11. Going In (Produced by Alex Da Kid)
This joint is similar to the last song, only the hook makes sense and Kardi goes a little harder. A good car jam.
12. Bring the Fire Out (Produced by Boi-1da)
Another scorcher from Boi-1da on the boards. Kardinal comes with a cool flow, I just wonder why each verse is like 8 bars? Did he run out of stuff to say?
13. Family Tree (Still Eyerize) featuring Glenn Lewis (Produced by Kardinal Offishall)

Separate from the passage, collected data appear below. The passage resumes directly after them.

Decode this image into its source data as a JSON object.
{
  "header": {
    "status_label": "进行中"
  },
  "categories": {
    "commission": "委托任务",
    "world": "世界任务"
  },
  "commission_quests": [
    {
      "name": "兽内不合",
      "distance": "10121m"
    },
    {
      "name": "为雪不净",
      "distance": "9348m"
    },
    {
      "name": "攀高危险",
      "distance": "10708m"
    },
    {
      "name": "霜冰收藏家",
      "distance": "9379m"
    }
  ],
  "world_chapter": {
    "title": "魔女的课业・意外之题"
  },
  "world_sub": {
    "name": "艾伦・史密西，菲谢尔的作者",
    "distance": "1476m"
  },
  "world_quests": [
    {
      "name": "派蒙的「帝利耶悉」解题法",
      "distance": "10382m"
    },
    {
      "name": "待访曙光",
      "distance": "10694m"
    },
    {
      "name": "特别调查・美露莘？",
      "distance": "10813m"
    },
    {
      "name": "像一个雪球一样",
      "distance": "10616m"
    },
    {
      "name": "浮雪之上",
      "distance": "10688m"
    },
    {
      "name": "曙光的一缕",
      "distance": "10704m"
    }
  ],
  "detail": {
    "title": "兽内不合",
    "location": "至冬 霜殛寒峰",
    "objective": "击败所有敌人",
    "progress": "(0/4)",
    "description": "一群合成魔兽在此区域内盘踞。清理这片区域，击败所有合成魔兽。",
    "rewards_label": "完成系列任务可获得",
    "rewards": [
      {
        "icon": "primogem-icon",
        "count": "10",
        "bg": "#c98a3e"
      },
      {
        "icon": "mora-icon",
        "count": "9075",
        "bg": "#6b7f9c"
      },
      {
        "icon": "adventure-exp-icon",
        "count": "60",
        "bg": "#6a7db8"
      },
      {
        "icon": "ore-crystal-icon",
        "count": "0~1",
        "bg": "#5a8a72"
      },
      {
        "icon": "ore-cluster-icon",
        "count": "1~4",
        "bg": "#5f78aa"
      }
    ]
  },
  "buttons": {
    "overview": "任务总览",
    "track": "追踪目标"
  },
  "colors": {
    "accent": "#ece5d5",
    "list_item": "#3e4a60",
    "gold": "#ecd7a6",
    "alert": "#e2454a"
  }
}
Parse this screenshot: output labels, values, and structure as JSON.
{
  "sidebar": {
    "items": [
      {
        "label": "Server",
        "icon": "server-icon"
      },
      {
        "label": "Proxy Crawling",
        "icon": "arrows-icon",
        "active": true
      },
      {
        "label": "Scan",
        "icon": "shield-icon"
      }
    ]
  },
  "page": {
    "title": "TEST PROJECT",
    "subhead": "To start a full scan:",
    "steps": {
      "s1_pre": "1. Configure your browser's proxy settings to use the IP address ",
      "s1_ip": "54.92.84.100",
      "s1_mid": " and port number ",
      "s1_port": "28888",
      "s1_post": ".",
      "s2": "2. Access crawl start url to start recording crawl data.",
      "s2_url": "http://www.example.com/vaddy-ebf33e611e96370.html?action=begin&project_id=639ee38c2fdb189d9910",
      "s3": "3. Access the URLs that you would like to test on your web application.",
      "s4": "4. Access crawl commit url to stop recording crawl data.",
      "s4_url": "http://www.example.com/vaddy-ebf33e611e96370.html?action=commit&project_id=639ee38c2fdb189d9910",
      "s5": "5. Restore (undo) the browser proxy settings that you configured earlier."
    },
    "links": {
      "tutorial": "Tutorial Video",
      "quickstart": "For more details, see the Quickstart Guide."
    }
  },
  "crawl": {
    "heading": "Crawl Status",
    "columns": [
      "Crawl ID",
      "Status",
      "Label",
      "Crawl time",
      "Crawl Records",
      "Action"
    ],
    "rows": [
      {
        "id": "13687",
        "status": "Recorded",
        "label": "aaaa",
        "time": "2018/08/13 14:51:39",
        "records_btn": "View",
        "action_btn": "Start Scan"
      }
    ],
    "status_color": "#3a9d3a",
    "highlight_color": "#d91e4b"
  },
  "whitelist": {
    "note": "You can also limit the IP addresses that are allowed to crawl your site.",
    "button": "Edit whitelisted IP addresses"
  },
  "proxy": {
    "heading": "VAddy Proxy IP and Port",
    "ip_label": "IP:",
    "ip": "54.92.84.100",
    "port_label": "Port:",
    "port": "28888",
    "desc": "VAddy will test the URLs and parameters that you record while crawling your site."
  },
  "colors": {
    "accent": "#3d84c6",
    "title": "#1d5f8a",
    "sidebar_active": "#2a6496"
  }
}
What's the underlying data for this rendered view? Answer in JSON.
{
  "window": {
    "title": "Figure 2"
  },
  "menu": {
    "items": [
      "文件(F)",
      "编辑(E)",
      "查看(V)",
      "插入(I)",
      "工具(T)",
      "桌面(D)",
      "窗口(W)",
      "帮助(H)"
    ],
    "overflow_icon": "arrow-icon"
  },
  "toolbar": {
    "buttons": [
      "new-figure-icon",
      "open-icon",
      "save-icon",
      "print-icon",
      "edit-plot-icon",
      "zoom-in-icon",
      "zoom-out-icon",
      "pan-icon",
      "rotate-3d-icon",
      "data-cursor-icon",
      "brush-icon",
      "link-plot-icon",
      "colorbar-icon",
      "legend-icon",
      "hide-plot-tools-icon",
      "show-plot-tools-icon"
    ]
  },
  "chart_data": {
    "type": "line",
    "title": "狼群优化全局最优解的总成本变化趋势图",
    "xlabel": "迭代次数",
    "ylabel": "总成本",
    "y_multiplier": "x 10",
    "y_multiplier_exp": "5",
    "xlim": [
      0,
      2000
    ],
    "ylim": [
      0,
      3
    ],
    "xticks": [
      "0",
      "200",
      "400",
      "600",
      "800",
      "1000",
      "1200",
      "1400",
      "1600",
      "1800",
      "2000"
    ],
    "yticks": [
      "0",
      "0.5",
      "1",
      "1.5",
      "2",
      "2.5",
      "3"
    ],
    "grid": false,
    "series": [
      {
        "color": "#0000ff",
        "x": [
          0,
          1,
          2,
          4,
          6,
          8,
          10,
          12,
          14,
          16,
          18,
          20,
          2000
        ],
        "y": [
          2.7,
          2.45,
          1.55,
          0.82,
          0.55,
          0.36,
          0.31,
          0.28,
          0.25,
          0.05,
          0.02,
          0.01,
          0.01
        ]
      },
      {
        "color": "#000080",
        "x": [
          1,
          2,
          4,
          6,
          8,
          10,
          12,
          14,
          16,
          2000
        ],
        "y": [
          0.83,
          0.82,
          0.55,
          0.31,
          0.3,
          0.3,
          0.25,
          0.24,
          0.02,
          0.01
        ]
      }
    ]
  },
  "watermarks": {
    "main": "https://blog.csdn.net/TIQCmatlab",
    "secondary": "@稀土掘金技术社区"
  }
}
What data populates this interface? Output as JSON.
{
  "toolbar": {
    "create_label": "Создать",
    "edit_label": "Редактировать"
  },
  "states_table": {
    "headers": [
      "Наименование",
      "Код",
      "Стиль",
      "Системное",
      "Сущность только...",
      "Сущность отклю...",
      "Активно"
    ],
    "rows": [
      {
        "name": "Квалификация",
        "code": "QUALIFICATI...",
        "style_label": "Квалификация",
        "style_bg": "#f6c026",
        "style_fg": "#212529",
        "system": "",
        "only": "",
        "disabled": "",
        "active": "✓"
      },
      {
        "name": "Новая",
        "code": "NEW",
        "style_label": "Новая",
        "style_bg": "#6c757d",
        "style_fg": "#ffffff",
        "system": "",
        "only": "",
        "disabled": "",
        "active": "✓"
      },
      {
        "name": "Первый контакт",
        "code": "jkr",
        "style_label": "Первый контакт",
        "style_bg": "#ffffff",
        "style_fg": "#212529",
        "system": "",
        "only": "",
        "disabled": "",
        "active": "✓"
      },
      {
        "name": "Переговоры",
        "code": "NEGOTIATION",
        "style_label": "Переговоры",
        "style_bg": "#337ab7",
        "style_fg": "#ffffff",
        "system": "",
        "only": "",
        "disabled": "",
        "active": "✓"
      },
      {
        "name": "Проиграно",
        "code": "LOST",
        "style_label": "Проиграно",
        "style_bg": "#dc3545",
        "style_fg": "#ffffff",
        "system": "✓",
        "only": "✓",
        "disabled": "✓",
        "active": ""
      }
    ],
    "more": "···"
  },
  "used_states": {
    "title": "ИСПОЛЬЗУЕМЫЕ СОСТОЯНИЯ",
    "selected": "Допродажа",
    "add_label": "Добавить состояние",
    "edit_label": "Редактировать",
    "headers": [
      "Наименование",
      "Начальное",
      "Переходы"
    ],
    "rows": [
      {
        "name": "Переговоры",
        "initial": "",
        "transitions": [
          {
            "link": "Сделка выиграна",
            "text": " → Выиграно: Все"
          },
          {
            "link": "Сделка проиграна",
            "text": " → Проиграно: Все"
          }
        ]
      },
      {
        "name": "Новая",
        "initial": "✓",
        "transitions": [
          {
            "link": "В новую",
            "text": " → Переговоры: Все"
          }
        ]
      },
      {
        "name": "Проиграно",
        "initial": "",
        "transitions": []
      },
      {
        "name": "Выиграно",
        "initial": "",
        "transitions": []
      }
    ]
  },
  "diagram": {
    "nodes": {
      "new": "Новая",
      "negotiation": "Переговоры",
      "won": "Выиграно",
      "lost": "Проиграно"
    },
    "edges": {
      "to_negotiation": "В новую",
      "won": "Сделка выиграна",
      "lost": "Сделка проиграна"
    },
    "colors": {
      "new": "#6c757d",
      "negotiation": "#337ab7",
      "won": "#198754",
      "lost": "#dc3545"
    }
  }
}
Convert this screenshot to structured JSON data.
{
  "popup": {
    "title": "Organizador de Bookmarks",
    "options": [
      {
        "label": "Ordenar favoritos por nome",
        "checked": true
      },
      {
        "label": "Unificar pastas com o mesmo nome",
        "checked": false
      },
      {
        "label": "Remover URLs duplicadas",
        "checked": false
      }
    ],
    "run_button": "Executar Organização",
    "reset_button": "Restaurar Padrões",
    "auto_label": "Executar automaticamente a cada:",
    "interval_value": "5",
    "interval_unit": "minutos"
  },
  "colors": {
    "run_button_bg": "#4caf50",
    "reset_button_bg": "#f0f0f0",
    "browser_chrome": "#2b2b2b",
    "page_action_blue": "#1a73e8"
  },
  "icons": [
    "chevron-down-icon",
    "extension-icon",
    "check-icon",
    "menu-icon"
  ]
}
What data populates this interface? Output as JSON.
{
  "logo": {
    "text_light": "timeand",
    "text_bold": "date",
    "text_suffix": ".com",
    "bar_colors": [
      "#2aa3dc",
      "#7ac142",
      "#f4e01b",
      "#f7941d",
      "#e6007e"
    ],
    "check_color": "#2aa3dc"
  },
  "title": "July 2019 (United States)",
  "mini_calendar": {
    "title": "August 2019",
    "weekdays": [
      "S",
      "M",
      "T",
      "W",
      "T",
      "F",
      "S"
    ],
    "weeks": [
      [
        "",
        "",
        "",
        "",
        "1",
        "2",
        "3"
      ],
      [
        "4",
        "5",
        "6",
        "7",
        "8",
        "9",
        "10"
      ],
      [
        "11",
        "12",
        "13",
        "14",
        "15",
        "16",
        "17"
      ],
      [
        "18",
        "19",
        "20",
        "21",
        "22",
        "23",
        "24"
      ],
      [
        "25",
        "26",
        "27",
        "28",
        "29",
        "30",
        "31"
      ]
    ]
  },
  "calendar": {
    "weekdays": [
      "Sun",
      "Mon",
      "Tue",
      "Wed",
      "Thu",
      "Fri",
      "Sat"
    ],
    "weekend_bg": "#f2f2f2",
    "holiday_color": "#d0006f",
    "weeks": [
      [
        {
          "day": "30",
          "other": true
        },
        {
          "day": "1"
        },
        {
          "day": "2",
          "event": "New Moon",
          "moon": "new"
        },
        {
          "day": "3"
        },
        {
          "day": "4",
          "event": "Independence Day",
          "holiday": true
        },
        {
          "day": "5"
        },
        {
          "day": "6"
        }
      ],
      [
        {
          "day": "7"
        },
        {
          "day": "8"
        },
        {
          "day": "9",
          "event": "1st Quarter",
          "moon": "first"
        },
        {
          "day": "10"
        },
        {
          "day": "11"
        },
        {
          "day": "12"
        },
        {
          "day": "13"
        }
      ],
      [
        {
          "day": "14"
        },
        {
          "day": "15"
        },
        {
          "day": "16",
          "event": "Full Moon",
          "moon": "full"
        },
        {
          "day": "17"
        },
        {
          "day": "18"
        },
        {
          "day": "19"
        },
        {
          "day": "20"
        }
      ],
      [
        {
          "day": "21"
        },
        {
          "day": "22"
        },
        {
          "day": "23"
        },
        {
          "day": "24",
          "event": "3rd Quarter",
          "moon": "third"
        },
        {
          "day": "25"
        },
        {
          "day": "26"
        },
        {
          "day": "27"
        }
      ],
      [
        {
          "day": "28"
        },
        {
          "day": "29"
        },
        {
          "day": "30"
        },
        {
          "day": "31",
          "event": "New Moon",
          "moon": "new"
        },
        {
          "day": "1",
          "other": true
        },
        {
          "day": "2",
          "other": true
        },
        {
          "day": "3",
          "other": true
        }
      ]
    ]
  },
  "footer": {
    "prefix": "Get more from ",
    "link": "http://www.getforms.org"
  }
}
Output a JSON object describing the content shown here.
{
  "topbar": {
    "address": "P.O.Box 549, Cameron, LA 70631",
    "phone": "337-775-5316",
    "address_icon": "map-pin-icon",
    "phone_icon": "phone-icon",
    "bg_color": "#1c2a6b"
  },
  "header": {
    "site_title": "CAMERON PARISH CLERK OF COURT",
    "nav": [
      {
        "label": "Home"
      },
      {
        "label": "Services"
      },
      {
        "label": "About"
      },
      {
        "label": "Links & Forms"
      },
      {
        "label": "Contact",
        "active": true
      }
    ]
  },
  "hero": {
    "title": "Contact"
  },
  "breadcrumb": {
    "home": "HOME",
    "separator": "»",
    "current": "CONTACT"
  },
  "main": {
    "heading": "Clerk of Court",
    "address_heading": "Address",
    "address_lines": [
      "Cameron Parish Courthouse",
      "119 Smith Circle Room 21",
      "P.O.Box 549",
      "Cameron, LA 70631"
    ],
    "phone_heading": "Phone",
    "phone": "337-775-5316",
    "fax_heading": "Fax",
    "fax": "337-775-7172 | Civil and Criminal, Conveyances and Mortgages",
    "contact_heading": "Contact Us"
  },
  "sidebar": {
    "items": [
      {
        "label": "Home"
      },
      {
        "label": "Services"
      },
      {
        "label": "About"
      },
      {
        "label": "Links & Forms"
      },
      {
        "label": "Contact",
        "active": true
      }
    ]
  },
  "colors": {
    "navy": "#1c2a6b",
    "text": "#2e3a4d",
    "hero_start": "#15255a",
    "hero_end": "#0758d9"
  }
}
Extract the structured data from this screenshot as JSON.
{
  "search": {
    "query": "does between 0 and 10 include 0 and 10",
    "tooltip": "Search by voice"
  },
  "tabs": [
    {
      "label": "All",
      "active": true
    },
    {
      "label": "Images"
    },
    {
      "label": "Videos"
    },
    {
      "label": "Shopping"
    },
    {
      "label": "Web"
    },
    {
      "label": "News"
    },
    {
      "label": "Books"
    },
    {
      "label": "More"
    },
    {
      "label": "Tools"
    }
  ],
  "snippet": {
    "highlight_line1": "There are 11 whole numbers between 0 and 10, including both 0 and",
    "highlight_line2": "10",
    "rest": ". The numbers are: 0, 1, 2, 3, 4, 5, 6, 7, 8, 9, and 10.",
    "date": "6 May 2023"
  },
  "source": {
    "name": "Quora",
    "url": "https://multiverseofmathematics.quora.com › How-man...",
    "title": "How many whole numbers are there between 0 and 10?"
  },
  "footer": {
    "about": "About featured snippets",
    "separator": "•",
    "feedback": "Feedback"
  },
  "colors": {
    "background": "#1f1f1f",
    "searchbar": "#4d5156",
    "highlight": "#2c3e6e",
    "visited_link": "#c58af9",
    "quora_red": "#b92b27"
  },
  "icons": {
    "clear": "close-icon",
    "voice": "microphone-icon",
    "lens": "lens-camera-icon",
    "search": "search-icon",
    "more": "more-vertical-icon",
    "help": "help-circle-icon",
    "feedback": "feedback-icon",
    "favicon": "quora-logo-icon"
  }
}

Even though this song has a good message and hardcore Kardi fans will love this song, this track annoys the hell out of me. I don’t know if it’s the beat or Kardi’s forced flow.
14. Due Me a Favor featuring Estelle (Produced by Akon)
Akon gets his production on this credit providing a Timbaland-Timberlake type beat for Kardi to make his case to the hip hop world.
15. Lighter! (Produced by Boi-1da)
The final song on the album is just a crazy big stadium concert jam. I would love to see Kardi perform this live, considering I would be drunk and high as hell, it would be very live.
Last Word
If you like Flo-Rida, Sean Kingston, and Lil Wayne, you’ll love this album. However, if you are into Joe Budden, Joel Ortiz and Saigon you’ll probably think this is hot garbage. From my point of view, this album is a really good hip-pop album which provides enough lyrics to pass the “I’m made this album for money” test. What I really enjoyed about this album is the quality of beats from beginning to end. Other hip-pop albums turn cheesy really fast, this album provided next level beats so even hip hop can be entertained.